February 26, 2007
The most important story from the first day of the 14th Conference on Retroviruses and Opportunistic Infections (CROI) in Los Angeles was about an age-old problem which is taking on a new and deadly twist. The emergence of Extensively Drug Resistant Tuberculosis -- or XDR-TB for short -- has researchers, public officials and activists concerned that just as HIV treatment is gaining a foothold in the developing world, this "new" old problem threatens to reverse these important gains.
XDR-TB is not a new story; it has been around for years. At the late-breaker session at the 2006 CROI in Denver, audience members audibly gasped when researchers presented data from South Africa's Kwazulu-Natal province about an outbreak of a highly drug resistant and virulent strain of the bacteria. These cases were found among miners, most of who were also infected with HIV. The strain can not be successfully treated with even the most potent combinations of anti-TB drugs. And unlike HIV, what makes this news particularly disturbing is that TB is airborne and is spread through very casual contact among people in close proximity of those infected.
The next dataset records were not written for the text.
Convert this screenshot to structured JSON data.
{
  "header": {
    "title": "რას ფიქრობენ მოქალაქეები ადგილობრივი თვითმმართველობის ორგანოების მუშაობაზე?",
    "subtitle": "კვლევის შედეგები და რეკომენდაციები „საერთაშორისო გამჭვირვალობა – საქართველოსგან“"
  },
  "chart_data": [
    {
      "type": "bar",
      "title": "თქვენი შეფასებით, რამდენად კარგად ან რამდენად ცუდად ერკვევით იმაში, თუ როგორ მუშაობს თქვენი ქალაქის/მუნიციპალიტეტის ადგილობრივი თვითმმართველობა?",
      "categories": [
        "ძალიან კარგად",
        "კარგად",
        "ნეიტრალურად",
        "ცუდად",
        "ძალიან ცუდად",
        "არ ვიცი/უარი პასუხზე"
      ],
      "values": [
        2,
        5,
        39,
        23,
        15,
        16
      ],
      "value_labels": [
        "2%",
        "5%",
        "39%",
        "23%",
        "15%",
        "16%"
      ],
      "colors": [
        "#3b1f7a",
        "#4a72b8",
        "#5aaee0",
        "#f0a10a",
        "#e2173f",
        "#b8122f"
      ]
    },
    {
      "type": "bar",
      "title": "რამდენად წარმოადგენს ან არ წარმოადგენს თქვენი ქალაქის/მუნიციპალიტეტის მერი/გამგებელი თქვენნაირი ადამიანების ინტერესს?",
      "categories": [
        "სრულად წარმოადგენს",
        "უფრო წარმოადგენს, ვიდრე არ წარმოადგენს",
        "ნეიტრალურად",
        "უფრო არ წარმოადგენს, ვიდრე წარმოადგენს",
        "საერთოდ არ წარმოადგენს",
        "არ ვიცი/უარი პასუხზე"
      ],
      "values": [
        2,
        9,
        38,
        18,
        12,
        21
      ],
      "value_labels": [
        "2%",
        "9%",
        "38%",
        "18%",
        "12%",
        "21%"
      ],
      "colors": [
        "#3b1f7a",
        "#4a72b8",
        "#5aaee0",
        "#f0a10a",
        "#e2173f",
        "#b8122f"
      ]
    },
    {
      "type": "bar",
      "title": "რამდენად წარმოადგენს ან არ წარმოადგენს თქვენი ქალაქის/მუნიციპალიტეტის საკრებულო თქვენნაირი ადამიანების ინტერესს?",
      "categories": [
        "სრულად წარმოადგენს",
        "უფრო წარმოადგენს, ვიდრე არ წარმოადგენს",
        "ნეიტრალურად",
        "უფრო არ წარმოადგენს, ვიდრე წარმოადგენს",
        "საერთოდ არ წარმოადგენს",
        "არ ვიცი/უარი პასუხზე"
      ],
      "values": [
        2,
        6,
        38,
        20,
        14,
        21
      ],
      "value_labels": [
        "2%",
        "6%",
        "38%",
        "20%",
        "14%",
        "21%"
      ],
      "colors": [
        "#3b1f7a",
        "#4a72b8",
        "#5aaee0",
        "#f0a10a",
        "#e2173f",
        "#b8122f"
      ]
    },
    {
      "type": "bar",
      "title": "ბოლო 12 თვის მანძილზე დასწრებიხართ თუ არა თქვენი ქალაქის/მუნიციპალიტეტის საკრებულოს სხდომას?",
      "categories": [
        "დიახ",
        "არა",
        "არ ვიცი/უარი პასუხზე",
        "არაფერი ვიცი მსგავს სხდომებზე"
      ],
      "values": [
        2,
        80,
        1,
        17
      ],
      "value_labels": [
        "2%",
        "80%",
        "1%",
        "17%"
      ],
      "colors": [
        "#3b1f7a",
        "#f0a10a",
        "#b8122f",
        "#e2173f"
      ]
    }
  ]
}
In addition to being quite difficult to treat, XDR-TB is both fast and furious. On average people lived about a month after being diagnosed with XDR-TB. This contrasts greatly to either normal TB -- where life expectancy is measured in years, and even the difficult to treat Multi Drug Resistant TB (MDR-TB), which is often fatal but typically has a slower disease course. In many parts of the world, XDR-TB is virtually always fatal -- with over 80% of people diagnosed succumbing to the disease.
This year's CROI opened with more bad news on this story. As feared, XDR-TB is spreading throughout the world -- with cases reported in 28 countries -- up from 17 last year. While XDR-TB is most common in Africa -- with over 300 cases reported this past year in South Africa alone -- it is spreading throughout the world, including a handful of cases in the United States.
The combination of HIV and XDR-TB is particularly deadly. Researchers estimate that up to 85% of the deaths from this disease have come in people also infected with HIV. Distressingly this disease is taking hold just as the long awaited and hard fought introduction of anti-HIV therapies into the developing world is beginning in earnest. It is feared that some of the hoped-for gains from wider access to anti-HIV drugs in Africa and elsewhere will be lost to the devastation caused by XDR-TB.
This emerging epidemic is at least in part the result of the overlap of the HIV/AIDS epidemic and the inadequate focus that TB research has received in the past 20 years. TB is first and foremost a disease of poverty. The pharmaceutical industry and other parts of the scientific establishment have fallen short in their efforts to address TB, as well as malaria, dysentery and other illnesses which either exclusively or disproportionably affect resource poor areas of the world. The overlap of these two serious diseases will hopefully serve to spark more and better research on TB. The news from CROI makes it clear that time is of the essence.